The FBI conducted extensive surveillance of the Libyan student center in McLean as part of its investigation into an alleged plot by some supporters of Libyan leader Col. Muammar Qaddafi to assassinate at least three Qaddafi dissidents, according to sources familiar with the investigation.

A federal grand jury in Alexandria has heard testimony from five pro-Qaddafi Libyans, and a source said the jury was examining the activities of Libyans connected to the student center. Investigators also are looking at the activities of a Libyan student in the Washington area who recently came to the United States but who is not an official at the center, sources said.

The center, scene of a brief 1982 takeover by Libyan students opposed to Quaddafi, is run by a council of four Libyan students. The chairman of the council, Salem Zubeidy, was among the 15 to 18 Libyans from Virginia, North Carolina, Michigan and Colorado subpoenaed by the grand jury after FBI agents conducted surprise interviews around the country Tuesday night.

Richard C. Shadyac, a longtime attorney for Libyan interests in the country, said yesterday that the center is "as clean as a whistle" and that there is no assassination plot. "Every perception we have is that the grand jury is trying to put something together," he said.

The grand jury finished hearing two days of testimony last night and all of those subpoenaed were excused. No indictments were returned.
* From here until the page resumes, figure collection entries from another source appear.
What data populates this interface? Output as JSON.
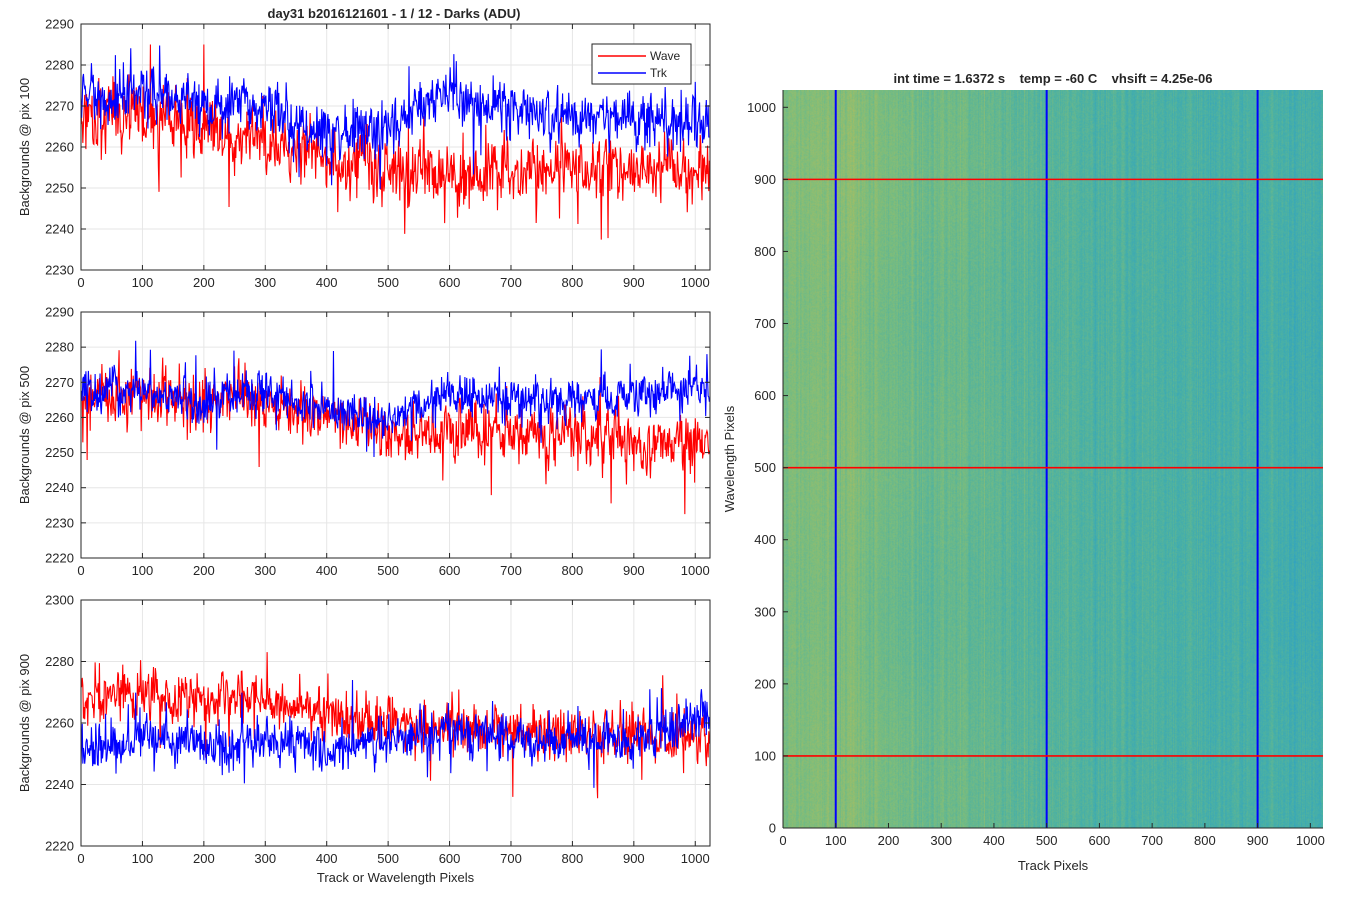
{
  "figure": {
    "title": "day31 b2016121601 - 1 / 12 - Darks (ADU)",
    "colors": {
      "wave": "#ff0000",
      "trk": "#0000ff",
      "grid": "#e6e6e6",
      "axis": "#262626"
    }
  },
  "chart_data": [
    {
      "type": "line",
      "id": "pix100",
      "title": "day31 b2016121601 - 1 / 12 - Darks (ADU)",
      "xlabel": "",
      "ylabel": "Backgrounds @ pix 100",
      "xlim": [
        0,
        1024
      ],
      "ylim": [
        2230,
        2290
      ],
      "xticks": [
        0,
        100,
        200,
        300,
        400,
        500,
        600,
        700,
        800,
        900,
        1000
      ],
      "yticks": [
        2230,
        2240,
        2250,
        2260,
        2270,
        2280,
        2290
      ],
      "grid": true,
      "legend": {
        "position": "top-right",
        "entries": [
          "Wave",
          "Trk"
        ]
      },
      "series": [
        {
          "name": "Wave",
          "color": "#ff0000",
          "points": 1024,
          "mean_profile_x": [
            0,
            100,
            200,
            300,
            400,
            500,
            600,
            700,
            800,
            900,
            1024
          ],
          "mean_profile_y": [
            2268,
            2268,
            2264,
            2262,
            2258,
            2255,
            2254,
            2254,
            2255,
            2255,
            2254
          ],
          "noise_amplitude": 6.5,
          "min": 2230,
          "max": 2285
        },
        {
          "name": "Trk",
          "color": "#0000ff",
          "points": 1024,
          "mean_profile_x": [
            0,
            100,
            200,
            300,
            400,
            500,
            600,
            700,
            800,
            900,
            1024
          ],
          "mean_profile_y": [
            2271,
            2273,
            2271,
            2269,
            2262,
            2266,
            2272,
            2268,
            2267,
            2266,
            2266
          ],
          "noise_amplitude": 5.5,
          "min": 2246,
          "max": 2288
        }
      ]
    },
    {
      "type": "line",
      "id": "pix500",
      "title": "",
      "xlabel": "",
      "ylabel": "Backgrounds @ pix 500",
      "xlim": [
        0,
        1024
      ],
      "ylim": [
        2220,
        2290
      ],
      "xticks": [
        0,
        100,
        200,
        300,
        400,
        500,
        600,
        700,
        800,
        900,
        1000
      ],
      "yticks": [
        2220,
        2230,
        2240,
        2250,
        2260,
        2270,
        2280,
        2290
      ],
      "grid": true,
      "series": [
        {
          "name": "Wave",
          "color": "#ff0000",
          "points": 1024,
          "mean_profile_x": [
            0,
            100,
            200,
            300,
            400,
            500,
            600,
            700,
            800,
            900,
            1024
          ],
          "mean_profile_y": [
            2266,
            2267,
            2265,
            2265,
            2261,
            2255,
            2256,
            2255,
            2256,
            2253,
            2253
          ],
          "noise_amplitude": 6.5,
          "min": 2229,
          "max": 2288
        },
        {
          "name": "Trk",
          "color": "#0000ff",
          "points": 1024,
          "mean_profile_x": [
            0,
            100,
            200,
            300,
            400,
            500,
            600,
            700,
            800,
            900,
            1024
          ],
          "mean_profile_y": [
            2268,
            2268,
            2264,
            2268,
            2263,
            2258,
            2266,
            2265,
            2265,
            2267,
            2268
          ],
          "noise_amplitude": 5,
          "min": 2241,
          "max": 2285
        }
      ]
    },
    {
      "type": "line",
      "id": "pix900",
      "title": "",
      "xlabel": "Track or Wavelength Pixels",
      "ylabel": "Backgrounds @ pix 900",
      "xlim": [
        0,
        1024
      ],
      "ylim": [
        2220,
        2300
      ],
      "xticks": [
        0,
        100,
        200,
        300,
        400,
        500,
        600,
        700,
        800,
        900,
        1000
      ],
      "yticks": [
        2220,
        2240,
        2260,
        2280,
        2300
      ],
      "grid": true,
      "series": [
        {
          "name": "Wave",
          "color": "#ff0000",
          "points": 1024,
          "mean_profile_x": [
            0,
            100,
            200,
            300,
            400,
            500,
            600,
            700,
            800,
            900,
            1024
          ],
          "mean_profile_y": [
            2270,
            2270,
            2268,
            2268,
            2262,
            2260,
            2259,
            2258,
            2257,
            2257,
            2253
          ],
          "noise_amplitude": 6.5,
          "min": 2227,
          "max": 2291
        },
        {
          "name": "Trk",
          "color": "#0000ff",
          "points": 1024,
          "mean_profile_x": [
            0,
            100,
            200,
            300,
            400,
            500,
            600,
            700,
            800,
            900,
            1024
          ],
          "mean_profile_y": [
            2250,
            2255,
            2252,
            2255,
            2250,
            2255,
            2258,
            2255,
            2254,
            2254,
            2263
          ],
          "noise_amplitude": 6,
          "min": 2232,
          "max": 2274
        }
      ]
    },
    {
      "type": "heatmap",
      "id": "image",
      "title": "int time = 1.6372 s    temp = -60 C    vhsift = 4.25e-06",
      "xlabel": "Track Pixels",
      "ylabel": "Wavelength Pixels",
      "xlim": [
        0,
        1024
      ],
      "ylim": [
        0,
        1024
      ],
      "xticks": [
        0,
        100,
        200,
        300,
        400,
        500,
        600,
        700,
        800,
        900,
        1000
      ],
      "yticks": [
        0,
        100,
        200,
        300,
        400,
        500,
        600,
        700,
        800,
        900,
        1000
      ],
      "grid": false,
      "colormap": "parula",
      "colormap_colors": [
        "#2a9fc9",
        "#4bb1a4",
        "#7dbd7c",
        "#b5bd5a"
      ],
      "column_intensity_x": [
        0,
        100,
        200,
        300,
        400,
        500,
        600,
        700,
        800,
        900,
        1024
      ],
      "column_intensity": [
        0.66,
        0.72,
        0.6,
        0.55,
        0.48,
        0.42,
        0.36,
        0.33,
        0.32,
        0.3,
        0.28
      ],
      "vertical_lines": {
        "x": [
          100,
          500,
          900
        ],
        "color": "#0000ff"
      },
      "horizontal_lines": {
        "y": [
          100,
          500,
          900
        ],
        "color": "#ff0000"
      }
    }
  ]
}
Earlier yesterday, two Libyans subpoenaed before the grand jury were given immunity from prosecution, in addition to two Libyan students from the Washington area and a student center employe who were granted immunity Wednesday.

The five were granted immunity after they refused to testify before the grand jury and invoked their constitutional right against self-incrimination. They then went back before the grand jury for additional questioning.
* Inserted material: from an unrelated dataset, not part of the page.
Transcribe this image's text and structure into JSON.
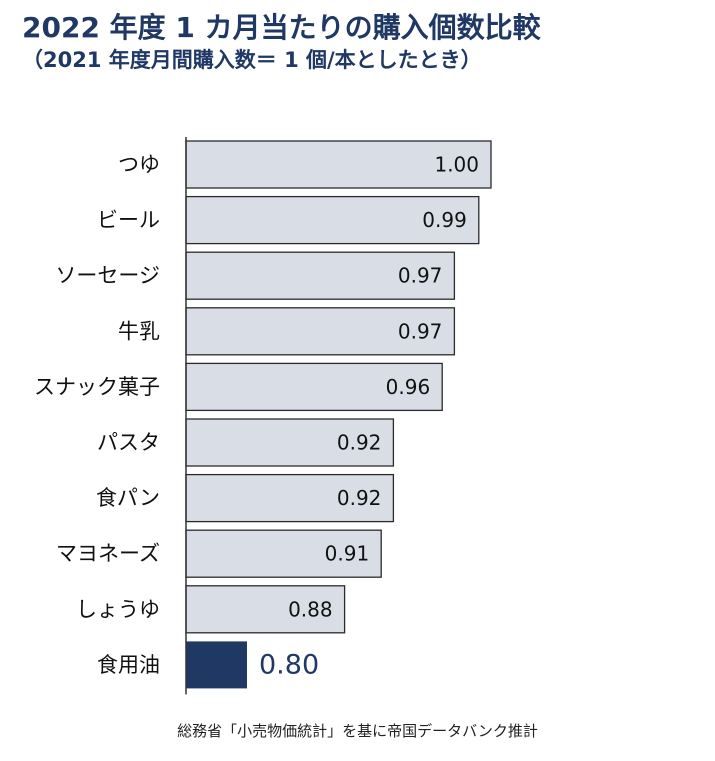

Sources familiar with the probe said law enforcement officials decided to disclose the months-long secret investigation in part to disrupt the alleged plot and to use the grand jury to gather additional evidence.

Center leader Zubeidy, who was not granted immunity, declined to comment yesterday. In an interview about a year ago, he said he believed the U.S. government has secretly placed electronic listening devices in the center. "I know occasionally the mail of certain students is tampered with and their phones tapped also," Zubeidy said.
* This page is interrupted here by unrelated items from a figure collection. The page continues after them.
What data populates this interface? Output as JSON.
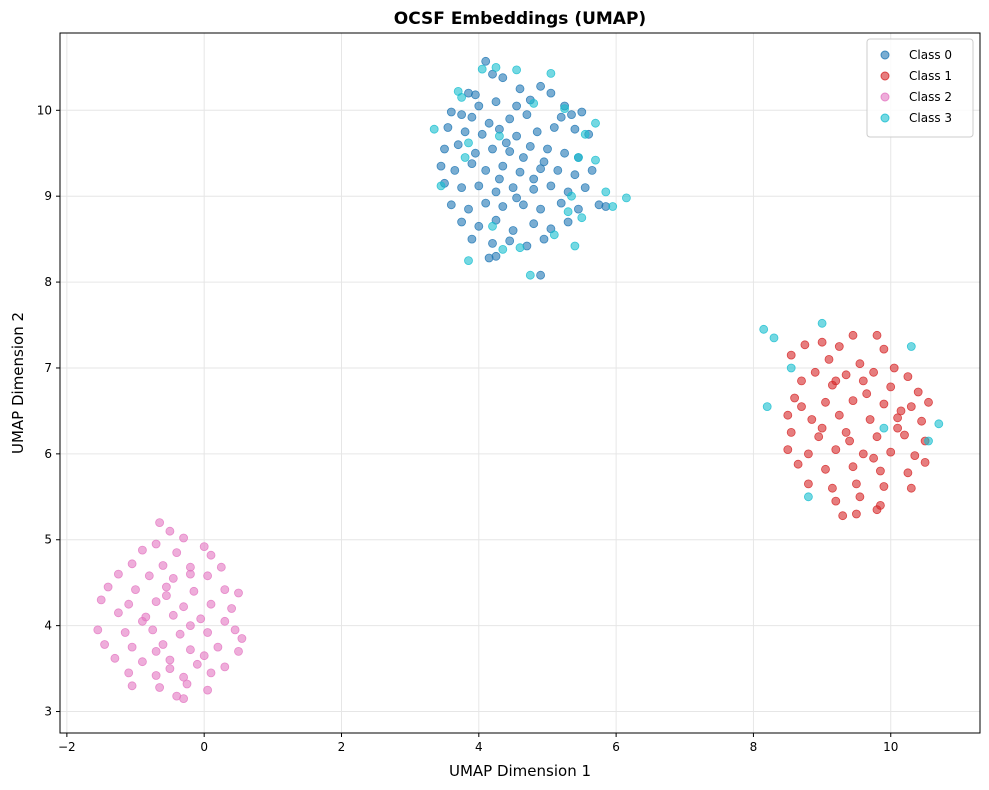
{
  "chart_data": {
    "type": "scatter",
    "title": "OCSF Embeddings (UMAP)",
    "xlabel": "UMAP Dimension 1",
    "ylabel": "UMAP Dimension 2",
    "xlim": [
      -2.1,
      11.3
    ],
    "ylim": [
      2.75,
      10.9
    ],
    "xticks": [
      -2,
      0,
      2,
      4,
      6,
      8,
      10
    ],
    "yticks": [
      3,
      4,
      5,
      6,
      7,
      8,
      9,
      10
    ],
    "grid": true,
    "legend_position": "top-right",
    "series": [
      {
        "name": "Class 0",
        "color": "#1f77b4",
        "points": [
          [
            4.1,
            10.57
          ],
          [
            4.2,
            10.42
          ],
          [
            4.35,
            10.38
          ],
          [
            3.85,
            10.2
          ],
          [
            4.6,
            10.25
          ],
          [
            4.9,
            10.28
          ],
          [
            5.05,
            10.2
          ],
          [
            4.25,
            10.1
          ],
          [
            4.0,
            10.05
          ],
          [
            3.75,
            9.95
          ],
          [
            3.6,
            9.98
          ],
          [
            3.9,
            9.92
          ],
          [
            4.15,
            9.85
          ],
          [
            4.45,
            9.9
          ],
          [
            4.7,
            9.95
          ],
          [
            5.2,
            9.92
          ],
          [
            5.35,
            9.95
          ],
          [
            5.5,
            9.98
          ],
          [
            3.55,
            9.8
          ],
          [
            3.8,
            9.75
          ],
          [
            4.05,
            9.72
          ],
          [
            4.3,
            9.78
          ],
          [
            4.55,
            9.7
          ],
          [
            4.85,
            9.75
          ],
          [
            5.1,
            9.8
          ],
          [
            5.4,
            9.78
          ],
          [
            5.6,
            9.72
          ],
          [
            3.5,
            9.55
          ],
          [
            3.7,
            9.6
          ],
          [
            3.95,
            9.5
          ],
          [
            4.2,
            9.55
          ],
          [
            4.45,
            9.52
          ],
          [
            4.75,
            9.58
          ],
          [
            5.0,
            9.55
          ],
          [
            5.25,
            9.5
          ],
          [
            5.45,
            9.45
          ],
          [
            3.45,
            9.35
          ],
          [
            3.65,
            9.3
          ],
          [
            3.9,
            9.38
          ],
          [
            4.1,
            9.3
          ],
          [
            4.35,
            9.35
          ],
          [
            4.6,
            9.28
          ],
          [
            4.9,
            9.32
          ],
          [
            5.15,
            9.3
          ],
          [
            5.4,
            9.25
          ],
          [
            5.65,
            9.3
          ],
          [
            3.5,
            9.15
          ],
          [
            3.75,
            9.1
          ],
          [
            4.0,
            9.12
          ],
          [
            4.25,
            9.05
          ],
          [
            4.5,
            9.1
          ],
          [
            4.8,
            9.08
          ],
          [
            5.05,
            9.12
          ],
          [
            5.3,
            9.05
          ],
          [
            5.55,
            9.1
          ],
          [
            3.6,
            8.9
          ],
          [
            3.85,
            8.85
          ],
          [
            4.1,
            8.92
          ],
          [
            4.35,
            8.88
          ],
          [
            4.65,
            8.9
          ],
          [
            4.9,
            8.85
          ],
          [
            5.2,
            8.92
          ],
          [
            5.45,
            8.85
          ],
          [
            5.75,
            8.9
          ],
          [
            5.85,
            8.88
          ],
          [
            3.75,
            8.7
          ],
          [
            4.0,
            8.65
          ],
          [
            4.25,
            8.72
          ],
          [
            4.5,
            8.6
          ],
          [
            4.8,
            8.68
          ],
          [
            5.05,
            8.62
          ],
          [
            5.3,
            8.7
          ],
          [
            3.9,
            8.5
          ],
          [
            4.2,
            8.45
          ],
          [
            4.45,
            8.48
          ],
          [
            4.7,
            8.42
          ],
          [
            4.95,
            8.5
          ],
          [
            4.25,
            8.3
          ],
          [
            4.15,
            8.28
          ],
          [
            4.9,
            8.08
          ],
          [
            4.55,
            10.05
          ],
          [
            4.75,
            10.12
          ],
          [
            5.25,
            10.05
          ],
          [
            3.95,
            10.18
          ],
          [
            4.4,
            9.62
          ],
          [
            4.65,
            9.45
          ],
          [
            4.95,
            9.4
          ],
          [
            4.3,
            9.2
          ],
          [
            4.55,
            8.98
          ],
          [
            4.8,
            9.2
          ]
        ]
      },
      {
        "name": "Class 1",
        "color": "#d62728",
        "points": [
          [
            9.45,
            7.38
          ],
          [
            9.8,
            7.38
          ],
          [
            9.0,
            7.3
          ],
          [
            9.25,
            7.25
          ],
          [
            9.9,
            7.22
          ],
          [
            8.75,
            7.27
          ],
          [
            8.55,
            7.15
          ],
          [
            9.1,
            7.1
          ],
          [
            9.55,
            7.05
          ],
          [
            10.05,
            7.0
          ],
          [
            8.9,
            6.95
          ],
          [
            9.35,
            6.92
          ],
          [
            9.75,
            6.95
          ],
          [
            10.25,
            6.9
          ],
          [
            8.7,
            6.85
          ],
          [
            9.15,
            6.8
          ],
          [
            9.6,
            6.85
          ],
          [
            10.0,
            6.78
          ],
          [
            10.4,
            6.72
          ],
          [
            8.6,
            6.65
          ],
          [
            9.05,
            6.6
          ],
          [
            9.45,
            6.62
          ],
          [
            9.9,
            6.58
          ],
          [
            10.3,
            6.55
          ],
          [
            10.55,
            6.6
          ],
          [
            8.5,
            6.45
          ],
          [
            8.85,
            6.4
          ],
          [
            9.25,
            6.45
          ],
          [
            9.7,
            6.4
          ],
          [
            10.1,
            6.42
          ],
          [
            10.45,
            6.38
          ],
          [
            8.55,
            6.25
          ],
          [
            8.95,
            6.2
          ],
          [
            9.35,
            6.25
          ],
          [
            9.8,
            6.2
          ],
          [
            10.2,
            6.22
          ],
          [
            10.5,
            6.15
          ],
          [
            8.5,
            6.05
          ],
          [
            8.8,
            6.0
          ],
          [
            9.2,
            6.05
          ],
          [
            9.6,
            6.0
          ],
          [
            10.0,
            6.02
          ],
          [
            10.35,
            5.98
          ],
          [
            10.5,
            5.9
          ],
          [
            8.65,
            5.88
          ],
          [
            9.05,
            5.82
          ],
          [
            9.45,
            5.85
          ],
          [
            9.85,
            5.8
          ],
          [
            10.25,
            5.78
          ],
          [
            8.8,
            5.65
          ],
          [
            9.15,
            5.6
          ],
          [
            9.5,
            5.65
          ],
          [
            9.9,
            5.62
          ],
          [
            10.3,
            5.6
          ],
          [
            9.2,
            5.45
          ],
          [
            9.55,
            5.5
          ],
          [
            9.85,
            5.4
          ],
          [
            9.8,
            5.35
          ],
          [
            9.3,
            5.28
          ],
          [
            9.5,
            5.3
          ],
          [
            9.0,
            6.3
          ],
          [
            9.4,
            6.15
          ],
          [
            9.65,
            6.7
          ],
          [
            10.15,
            6.5
          ],
          [
            8.7,
            6.55
          ],
          [
            9.2,
            6.85
          ],
          [
            9.75,
            5.95
          ],
          [
            10.1,
            6.3
          ]
        ]
      },
      {
        "name": "Class 2",
        "color": "#e377c2",
        "points": [
          [
            -0.65,
            5.2
          ],
          [
            -0.5,
            5.1
          ],
          [
            -0.3,
            5.02
          ],
          [
            -0.7,
            4.95
          ],
          [
            0.0,
            4.92
          ],
          [
            -0.9,
            4.88
          ],
          [
            -0.4,
            4.85
          ],
          [
            0.1,
            4.82
          ],
          [
            -1.05,
            4.72
          ],
          [
            -0.6,
            4.7
          ],
          [
            -0.2,
            4.68
          ],
          [
            0.25,
            4.68
          ],
          [
            -1.25,
            4.6
          ],
          [
            -0.8,
            4.58
          ],
          [
            -0.45,
            4.55
          ],
          [
            0.05,
            4.58
          ],
          [
            -1.4,
            4.45
          ],
          [
            -1.0,
            4.42
          ],
          [
            -0.55,
            4.45
          ],
          [
            -0.15,
            4.4
          ],
          [
            0.3,
            4.42
          ],
          [
            0.5,
            4.38
          ],
          [
            -1.5,
            4.3
          ],
          [
            -1.1,
            4.25
          ],
          [
            -0.7,
            4.28
          ],
          [
            -0.3,
            4.22
          ],
          [
            0.1,
            4.25
          ],
          [
            0.4,
            4.2
          ],
          [
            -1.25,
            4.15
          ],
          [
            -0.85,
            4.1
          ],
          [
            -0.45,
            4.12
          ],
          [
            -0.05,
            4.08
          ],
          [
            0.3,
            4.05
          ],
          [
            -1.55,
            3.95
          ],
          [
            -1.15,
            3.92
          ],
          [
            -0.75,
            3.95
          ],
          [
            -0.35,
            3.9
          ],
          [
            0.05,
            3.92
          ],
          [
            0.45,
            3.95
          ],
          [
            0.55,
            3.85
          ],
          [
            -1.45,
            3.78
          ],
          [
            -1.05,
            3.75
          ],
          [
            -0.6,
            3.78
          ],
          [
            -0.2,
            3.72
          ],
          [
            0.2,
            3.75
          ],
          [
            0.5,
            3.7
          ],
          [
            -1.3,
            3.62
          ],
          [
            -0.9,
            3.58
          ],
          [
            -0.5,
            3.6
          ],
          [
            -0.1,
            3.55
          ],
          [
            0.3,
            3.52
          ],
          [
            -1.1,
            3.45
          ],
          [
            -0.7,
            3.42
          ],
          [
            -0.3,
            3.4
          ],
          [
            0.1,
            3.45
          ],
          [
            -1.05,
            3.3
          ],
          [
            -0.65,
            3.28
          ],
          [
            -0.25,
            3.32
          ],
          [
            0.05,
            3.25
          ],
          [
            -0.4,
            3.18
          ],
          [
            -0.3,
            3.15
          ],
          [
            -0.2,
            4.6
          ],
          [
            -0.55,
            4.35
          ],
          [
            -0.9,
            4.05
          ],
          [
            -0.2,
            4.0
          ],
          [
            -0.7,
            3.7
          ],
          [
            0.0,
            3.65
          ],
          [
            -0.5,
            3.5
          ]
        ]
      },
      {
        "name": "Class 3",
        "color": "#17becf",
        "points": [
          [
            4.25,
            10.5
          ],
          [
            4.05,
            10.48
          ],
          [
            4.55,
            10.47
          ],
          [
            5.05,
            10.43
          ],
          [
            3.7,
            10.22
          ],
          [
            3.75,
            10.15
          ],
          [
            4.8,
            10.08
          ],
          [
            5.25,
            10.02
          ],
          [
            3.35,
            9.78
          ],
          [
            3.85,
            9.62
          ],
          [
            5.7,
            9.85
          ],
          [
            5.55,
            9.72
          ],
          [
            5.45,
            9.45
          ],
          [
            5.7,
            9.42
          ],
          [
            3.45,
            9.12
          ],
          [
            5.35,
            9.0
          ],
          [
            5.85,
            9.05
          ],
          [
            6.15,
            8.98
          ],
          [
            5.95,
            8.88
          ],
          [
            5.3,
            8.82
          ],
          [
            5.5,
            8.75
          ],
          [
            4.2,
            8.65
          ],
          [
            5.1,
            8.55
          ],
          [
            5.4,
            8.42
          ],
          [
            3.85,
            8.25
          ],
          [
            4.35,
            8.38
          ],
          [
            4.75,
            8.08
          ],
          [
            4.6,
            8.4
          ],
          [
            3.8,
            9.45
          ],
          [
            4.3,
            9.7
          ],
          [
            8.15,
            7.45
          ],
          [
            8.3,
            7.35
          ],
          [
            9.0,
            7.52
          ],
          [
            8.55,
            7.0
          ],
          [
            10.3,
            7.25
          ],
          [
            8.2,
            6.55
          ],
          [
            9.9,
            6.3
          ],
          [
            10.55,
            6.15
          ],
          [
            10.7,
            6.35
          ],
          [
            8.8,
            5.5
          ]
        ]
      }
    ]
  }
}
The student center was opened in a three-story office building in McLean less than a month after the Reagan administration closed the Libyan Embassy in Washington in 1981 and expelled Libyan diplomats, accusing them of supporting international terrorism. The Libyans also maintain a mission at the United Nations in New York City.

Spokesmen for the center said it was established to provide financial and other assistance to Libyan students in the United States. Libyan dissidents have alleged that the center is a front used by the Libyan government to promote terrorism in the United States and to harass and control Libyans living here, particularly students -- allegations denied by center officials.

Sources said yesterday that the FBI warned the three Libyan dissidents believed to be assassination targets of the alleged murder plot, and two of them are now outside of the United States. A source said their departures were not directly related to the alleged plot. The identities of the three dissidents have not been disclosed.